Stelio leaned over her and closed her lips with a trembling hand.
"No, no, do not say that! You are mad! Hush! hush!"
"It is horrible!" murmured the woman, sinking back on the cushions, unnerved by her agitation, submerged in the bitter wave that had flooded her heart.
But her eyes remained wide open, fixed as two crystal orbs, hard as if they had no lashes, fastened on Stelio. They prevented him from speaking, from denying or softening the truth they had discovered. In a moment or two he found that gaze intolerable, and gently pressed the lids down with the tips of his fingers, as one closes the eyes of the dead. She noted the movement, which was full of infinite melancholy; she felt that only tender love and pity were in that touch. Her bitterness passed away, her eyes grew moist. She extended her arms, clasped them around his neck, and raised herself a little. She seemed to be shutting her soul within herself, and became once more gentle and weak, full of silent pleading.

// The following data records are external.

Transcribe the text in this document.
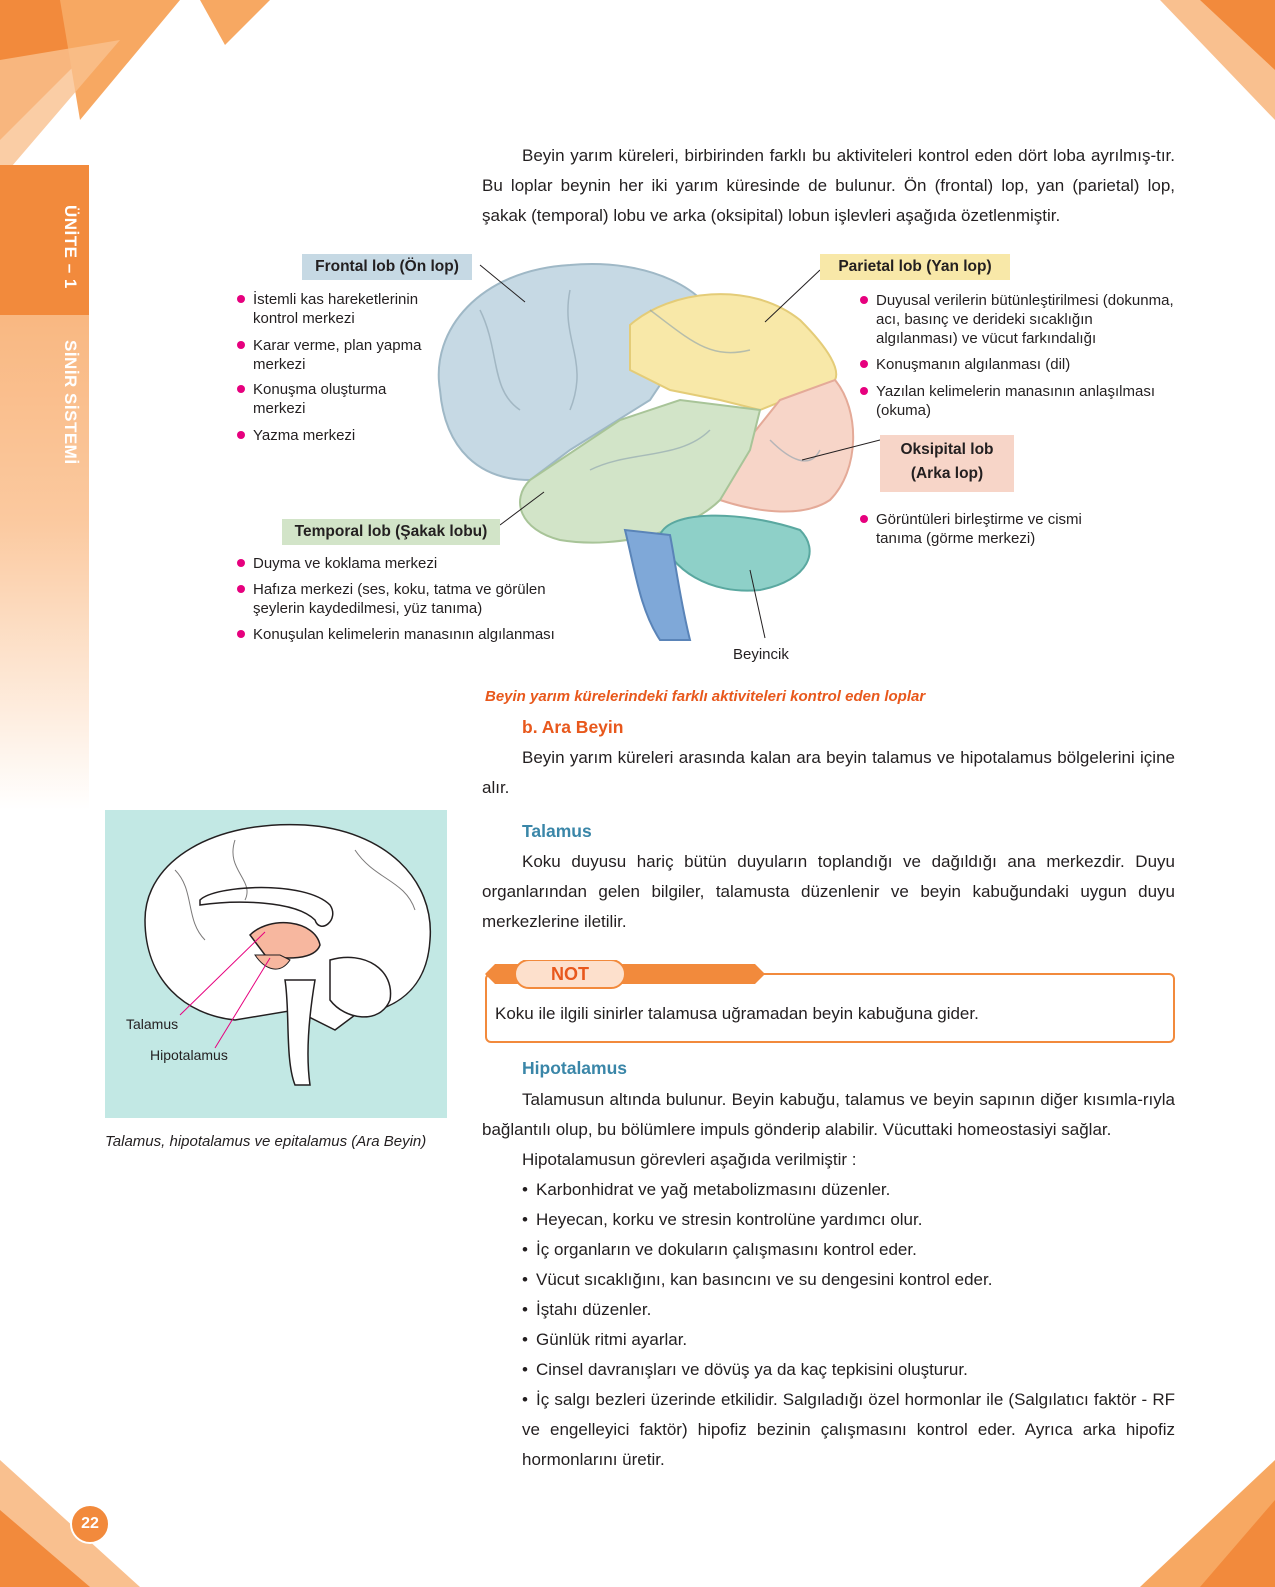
ÜNİTE – 1
SİNİR SİSTEMİ
Beyin yarım küreleri, birbirinden farklı bu aktiviteleri kontrol eden dört loba ayrılmış-tır. Bu loplar beynin her iki yarım küresinde de bulunur. Ön (frontal) lop, yan (parietal) lop, şakak (temporal) lobu ve arka (oksipital) lobun işlevleri aşağıda özetlenmiştir.
Frontal lob (Ön lop)
İstemli kas hareketlerinin kontrol merkezi
Karar verme, plan yapma merkezi
Konuşma oluşturma merkezi
Yazma merkezi
Parietal lob (Yan lop)
Duyusal verilerin bütünleştirilmesi (dokunma, acı, basınç ve derideki sıcaklığın algılanması) ve vücut farkındalığı
Konuşmanın algılanması (dil)
Yazılan kelimelerin manasının anlaşılması (okuma)
Oksipital lob
(Arka lop)
Görüntüleri birleştirme ve cismi tanıma (görme merkezi)
Temporal lob (Şakak lobu)
Duyma ve koklama merkezi
Hafıza merkezi (ses, koku, tatma ve görülen şeylerin kaydedilmesi, yüz tanıma)
Konuşulan kelimelerin manasının algılanması
Beyincik
Beyin yarım kürelerindeki farklı aktiviteleri kontrol eden loplar
b. Ara Beyin
Beyin yarım küreleri arasında kalan ara beyin talamus ve hipotalamus bölgelerini içine alır.
Talamus
Koku duyusu hariç bütün duyuların toplandığı ve dağıldığı ana merkezdir. Duyu organlarından gelen bilgiler, talamusta düzenlenir ve beyin kabuğundaki uygun duyu merkezlerine iletilir.
NOT
Koku ile ilgili sinirler talamusa uğramadan beyin kabuğuna gider.
Talamus
Hipotalamus
Talamus, hipotalamus ve epitalamus (Ara Beyin)
Hipotalamus
Talamusun altında bulunur. Beyin kabuğu, talamus ve beyin sapının diğer kısımla-rıyla bağlantılı olup, bu bölümlere impuls gönderip alabilir. Vücuttaki homeostasiyi sağlar.
Hipotalamusun görevleri aşağıda verilmiştir :
• Karbonhidrat ve yağ metabolizmasını düzenler.
• Heyecan, korku ve stresin kontrolüne yardımcı olur.
• İç organların ve dokuların çalışmasını kontrol eder.
• Vücut sıcaklığını, kan basıncını ve su dengesini kontrol eder.
• İştahı düzenler.
• Günlük ritmi ayarlar.
• Cinsel davranışları ve dövüş ya da kaç tepkisini oluşturur.
• İç salgı bezleri üzerinde etkilidir. Salgıladığı özel hormonlar ile (Salgılatıcı faktör - RF ve engelleyici faktör) hipofiz bezinin çalışmasını kontrol eder. Ayrıca arka hipofiz hormonlarını üretir.
22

"And so I must go," she sighed at last. "Is there no help for it? Is there no pardon?"
"I love you!" her lover repeated.
She disengaged one arm, and held her open hand toward the fire, as if to conjure fate. Then once more she clasped her lover in a close embrace.
"Yes, still a little while! Let me remain with you a little longer. Then I will go away; I will go somewhere, far-away, and die on a stone under a tree. But let me stay with you a little longer."
"I love you!"
The blind and indomitable forces of life were whirling over them in that embrace. And because they realized this with terror their clasp grew closer; and from that embrace sprang an impulse, both good and evil, that stirred them to the soul. In the silent room, the voices of the elements spoke their obscure language, which was like an uncomprehended reply to their mute questioning. The fire, near them, and the rain, from without, discoursed, replied, narrated. Little by little, these voices reached the spirit of the Animator, enticed it, charmed it, drew it into the world of innumerable myths, born of their eternity. His keener spiritual senses heard the deep resonance of the two melodies expressing the intimate essence of the two elementary wills—the two marvelous melodies that he had found, to weave them into the symphonic web of the new tragedy. Of a sudden, all sadness and anxiety left him as in a happy truce, an interval of enchantment. And the woman's clasp relaxed, as if in obedience to some command of liberation.